Investment in R&D by America's pharmaceutical research and biotechnology companies remained strong last year, in the face of a weak economic environment and historically low growth in drug spending. While companies have been forced to make difficult business decisions, research spending as a percentage of sales remained high in 2009. Over the past nine years, America's pharmaceutical research companies have consistently invested around 18 percent of domestic sales on R&D activities.
"America's biopharmaceutical research sector takes great pride in its global leadership in the development of new life-saving treatments and cures," said PhRMA President and CEO Billy Tauzin. "Over the past year the economic challenges have been enormous, but our industry's continued commitment to R&D is bringing hope to millions of patients around the world who are battling potentially devastating diseases such as cancer, heart disease and diabetes."
U.S. biopharmaceutical companies' focus on research has been observed by many independent experts. For instance, the nonpartisan Congressional Budget Office (CBO) has said: "The pharmaceutical industry is one of the most research-intensive industries in the United States. Pharmaceutical firms invest as much as five times more in research and development, relative to their sales, than the average U.S. manufacturing firm."
Last year, University of Connecticut researchers similarly found that over the past 25 years, investment in R&D by the pharmaceutical and biotechnology sectors greatly exceeded that of all other industries in the U.S.
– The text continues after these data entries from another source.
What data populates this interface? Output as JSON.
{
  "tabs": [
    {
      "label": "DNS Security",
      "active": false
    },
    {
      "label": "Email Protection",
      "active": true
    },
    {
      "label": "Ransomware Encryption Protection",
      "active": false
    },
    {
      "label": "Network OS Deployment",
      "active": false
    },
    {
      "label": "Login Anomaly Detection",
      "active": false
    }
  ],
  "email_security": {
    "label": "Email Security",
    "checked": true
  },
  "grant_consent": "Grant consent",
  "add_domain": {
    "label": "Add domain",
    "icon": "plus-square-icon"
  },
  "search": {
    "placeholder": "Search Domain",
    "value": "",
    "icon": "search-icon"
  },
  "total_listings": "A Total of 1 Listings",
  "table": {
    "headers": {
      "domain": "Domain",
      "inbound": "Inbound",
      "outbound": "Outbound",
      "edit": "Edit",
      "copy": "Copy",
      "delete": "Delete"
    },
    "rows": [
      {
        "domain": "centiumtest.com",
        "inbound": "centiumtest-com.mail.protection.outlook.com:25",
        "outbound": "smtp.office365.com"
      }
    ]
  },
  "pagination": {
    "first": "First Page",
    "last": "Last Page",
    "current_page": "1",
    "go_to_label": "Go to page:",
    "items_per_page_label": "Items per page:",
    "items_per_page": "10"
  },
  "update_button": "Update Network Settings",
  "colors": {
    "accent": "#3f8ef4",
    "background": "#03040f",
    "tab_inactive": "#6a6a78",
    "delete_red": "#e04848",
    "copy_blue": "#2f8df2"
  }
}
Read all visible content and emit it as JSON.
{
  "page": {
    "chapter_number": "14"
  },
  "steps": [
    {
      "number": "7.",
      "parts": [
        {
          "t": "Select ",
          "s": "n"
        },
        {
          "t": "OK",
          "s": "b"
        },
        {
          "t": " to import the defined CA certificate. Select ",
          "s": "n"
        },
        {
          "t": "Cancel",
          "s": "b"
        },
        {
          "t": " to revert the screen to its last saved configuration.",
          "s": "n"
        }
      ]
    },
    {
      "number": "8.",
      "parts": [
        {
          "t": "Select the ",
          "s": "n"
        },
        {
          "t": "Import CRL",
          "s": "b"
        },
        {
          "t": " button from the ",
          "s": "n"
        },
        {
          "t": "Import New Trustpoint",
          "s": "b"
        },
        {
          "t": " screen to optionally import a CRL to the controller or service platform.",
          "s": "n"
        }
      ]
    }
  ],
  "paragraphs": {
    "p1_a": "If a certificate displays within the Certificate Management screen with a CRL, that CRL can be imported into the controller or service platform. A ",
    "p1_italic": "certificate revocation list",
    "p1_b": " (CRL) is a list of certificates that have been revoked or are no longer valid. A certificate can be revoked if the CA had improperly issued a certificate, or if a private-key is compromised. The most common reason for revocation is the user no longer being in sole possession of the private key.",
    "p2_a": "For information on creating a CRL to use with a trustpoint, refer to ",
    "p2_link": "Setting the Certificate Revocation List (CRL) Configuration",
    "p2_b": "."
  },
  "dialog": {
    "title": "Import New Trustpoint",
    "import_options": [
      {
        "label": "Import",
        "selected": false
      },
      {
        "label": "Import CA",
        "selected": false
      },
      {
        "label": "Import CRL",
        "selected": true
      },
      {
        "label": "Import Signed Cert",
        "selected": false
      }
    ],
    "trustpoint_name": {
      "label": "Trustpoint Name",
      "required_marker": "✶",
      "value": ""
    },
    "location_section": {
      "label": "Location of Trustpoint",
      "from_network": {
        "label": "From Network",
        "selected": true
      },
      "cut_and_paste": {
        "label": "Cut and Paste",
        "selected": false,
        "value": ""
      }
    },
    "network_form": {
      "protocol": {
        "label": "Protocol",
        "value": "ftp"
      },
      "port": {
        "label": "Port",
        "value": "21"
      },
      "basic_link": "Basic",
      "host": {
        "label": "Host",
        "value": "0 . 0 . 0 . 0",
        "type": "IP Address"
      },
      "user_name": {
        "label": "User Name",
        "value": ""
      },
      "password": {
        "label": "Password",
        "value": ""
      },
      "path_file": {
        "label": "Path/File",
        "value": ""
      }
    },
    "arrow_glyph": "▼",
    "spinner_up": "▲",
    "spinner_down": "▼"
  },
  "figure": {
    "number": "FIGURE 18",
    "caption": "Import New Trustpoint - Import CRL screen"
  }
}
Importantly, this investment has produced results. According to a 2006 CBO analysis, "Many examples exist of major therapeutic gains achieved by the industry in recent years.... [A]necdotal and statistical evidence suggests that the rapid increases that have been observed in drug-related R&D spending have been accompanied by major therapeutic gains in available drug treatments."
For instance, independent research shows that cancer patients are living, on average, three years longer - and 83 percent of those survival rate gains are due to new treatments, including medicines. Heart failure and heart attack deaths fell by nearly half from 1999 to 2005. And since the advent of highly active anti-retroviral therapy in 1995, the annual number of U.S. deaths due to AIDS has plummeted by more than 70 percent.
As in past years, an increasing number of potential new drugs are entering clinical testing. Today, there are more than 2,900 medicines in clinical trials or awaiting review by the Food and Drug Administration in the U.S., compared with 2,400 in 2005. The current pipeline includes more than 800 medicines to treat cancer, over 300 specific to rare diseases and more than 300 medicines for heart disease and stroke.
"This exciting research not only carries the potential to dramatically change and improve the lives of countless patients, it supports valuable and rewarding jobs for millions of American workers," said Tauzin. "With unemployment rates remaining high, our nation must embrace strong sectors such as ours. If we want to maintain our leadership in biopharmaceutical R&D - and the subsequent value it brings to our state and national economies - it's critical that the U.S. preserve policies that make such research possible."
The Pharmaceutical Research and Manufacturers of America (PhRMA) represents the country's leading pharmaceutical research and biotechnology companies, which are devoted to inventing medicines that allow patients to live longer, healthier, and more productive lives. PhRMA companies are leading the way in the search for new cures. PhRMA members alone invested an estimated $45.8 billion in 2009 in discovering and developing new medicines. Industry-wide research and investment reached a record $65.3 billion in 2009.